Utilizando registros dentales de más de 10.000 personas de 139 sitios arqueológicos en toda Europa, un grupo de investigadoras ha mostrado que las personas que viven en áreas donde históricamente se favorecía a los hombres (es decir, aquellas zonas en las que el estado dental de las mujeres era significativamente peor que el de los hombres) presentan en la actualidad opiniones y actitudes sesgadas a favor de los hombres en mayor medida que las personas que viven en lugares donde las relaciones de género fueron más igualitarias siglos atrás. La edad media de los esqueletos en este estudio es de alrededor de 1.000 años, remontándose a la era medieval. Resulta especialmente llamativo (y les confieso que bastante desalentador) que los patrones de sesgo de género que prevalecían en esos tiempos tan distantes se reproduzcan en las actitudes contemporáneas.

Dadas las enormes transformaciones sociales, económicas y políticas que han tenido lugar en Europa durante el extenso periodo analizado por el mencionado estudio, como la industrialización, las guerras mundiales o la revolución tecnológica, estos hallazgos sugieren el poder social que tiene la transmisión cultural de las normas de género. Pero hay más; la persistencia de estos sesgos a favor de los hombres a lo largo de los siglos muestra una sola excepción: en lugares que experimentaron una sustitución abrupta y masiva de su población como consecuencia de una pandemia (como, por ejemplo, en las áreas mayormente afectadas por la epidemia de la peste bubónica), la transmisión de estos valores se interrumpió. Las implicaciones de estos resultados son estremecedoras: solo en lugares donde generaciones enteras de ciudadanos desaparecieron de la faz de la tierra debido a una desgracia inesperada se logra revertir el poder de transmisión de los valores tradicionales de género.

La increíble estabilidad de las normas de género a lo largo de no solo cientos, sino miles de años, contribuye a explicar las dificultades para avanzar hacia una igualdad de género real en nuestras sociedades actuales. Pero esto no debería conducirnos al pesimismo ni al determinismo histórico. Sabemos que, a pesar de las inercias institucionales, la voluntad política de cambio también puede ser un poderoso motor de transformación social. Por eso, más que nunca, se requieren ministerios de igualdad en todo el mundo. La existencia de un ministerio de igualdad envía señales a la ciudadanía de la voluntad y la preocupación política para combatir los sesgos de género que han perdurado a lo largo de los siglos. Si no luchamos activamente contra esos sesgos mediante políticas comprometidas y generosas, seguiremos conviviendo con problemas sociales estructurales tan relevantes como la cruel violencia de género que en los últimos 20 años (2003-2023) se ha cobrado un total de 1.238 mujeres en España, lo que implica la macabra cifra de alrededor de 62 mujeres al año por término medio. Cifras que conocemos gracias a la evidencia que precisamente el Ministerio de Igualdad archiva mensualmente en la Delegación del Gobierno contra la Violencia de Género.

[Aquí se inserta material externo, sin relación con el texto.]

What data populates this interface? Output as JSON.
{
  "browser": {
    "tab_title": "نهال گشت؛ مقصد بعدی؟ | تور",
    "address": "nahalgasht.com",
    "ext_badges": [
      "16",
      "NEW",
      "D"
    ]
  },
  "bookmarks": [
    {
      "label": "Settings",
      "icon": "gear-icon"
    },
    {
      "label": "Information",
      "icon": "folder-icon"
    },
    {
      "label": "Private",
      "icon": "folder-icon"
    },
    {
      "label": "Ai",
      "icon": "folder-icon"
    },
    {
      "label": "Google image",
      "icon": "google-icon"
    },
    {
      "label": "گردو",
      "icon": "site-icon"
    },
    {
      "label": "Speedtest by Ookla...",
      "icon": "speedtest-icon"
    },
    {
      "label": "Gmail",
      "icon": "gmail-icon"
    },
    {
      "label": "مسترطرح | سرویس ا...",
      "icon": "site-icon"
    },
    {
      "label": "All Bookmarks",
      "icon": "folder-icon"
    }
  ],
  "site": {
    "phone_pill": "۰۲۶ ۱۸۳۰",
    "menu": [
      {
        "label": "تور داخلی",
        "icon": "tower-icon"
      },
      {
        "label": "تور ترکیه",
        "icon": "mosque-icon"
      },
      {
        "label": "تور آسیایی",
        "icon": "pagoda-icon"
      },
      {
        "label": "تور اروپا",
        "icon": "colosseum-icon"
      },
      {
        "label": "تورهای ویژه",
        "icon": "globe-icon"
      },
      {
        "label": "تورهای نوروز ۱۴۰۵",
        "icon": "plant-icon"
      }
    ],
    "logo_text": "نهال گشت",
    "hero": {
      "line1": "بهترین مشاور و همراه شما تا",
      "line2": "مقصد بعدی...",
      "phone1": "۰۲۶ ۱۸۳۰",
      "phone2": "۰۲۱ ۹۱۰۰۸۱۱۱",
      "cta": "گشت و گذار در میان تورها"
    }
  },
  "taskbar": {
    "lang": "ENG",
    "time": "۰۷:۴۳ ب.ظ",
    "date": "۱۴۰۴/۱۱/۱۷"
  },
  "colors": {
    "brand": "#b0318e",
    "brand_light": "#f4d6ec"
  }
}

Prueben ahora a adivinar cuántos ministerios de igualdad existen en Europa. Sorprende su escasez: solo ocho países europeos cuentan con departamentos cuyos nombres contengan las palabras “mujer” o “desigualdad de género” (Dinamarca, Eslovenia, España, Irlanda, Luxemburgo, Noruega, Reino Unido y Suecia). De ellos, únicamente cinco países (España, Luxemburgo, Noruega, Reino Unido y Suecia) disponen de carteras específicamente destinadas a combatir las desigualdades de género. Las distintas formas de discriminación con sesgo de género que persisten en nuestras sociedades, siendo la violencia su indicador más cruel, conciernen a toda la sociedad en su conjunto, y no exclusivamente a las mujeres. Por esta razón, en la actualidad se requieren gobiernos que promuevan la creación de ministerios de igualdad más que nunca.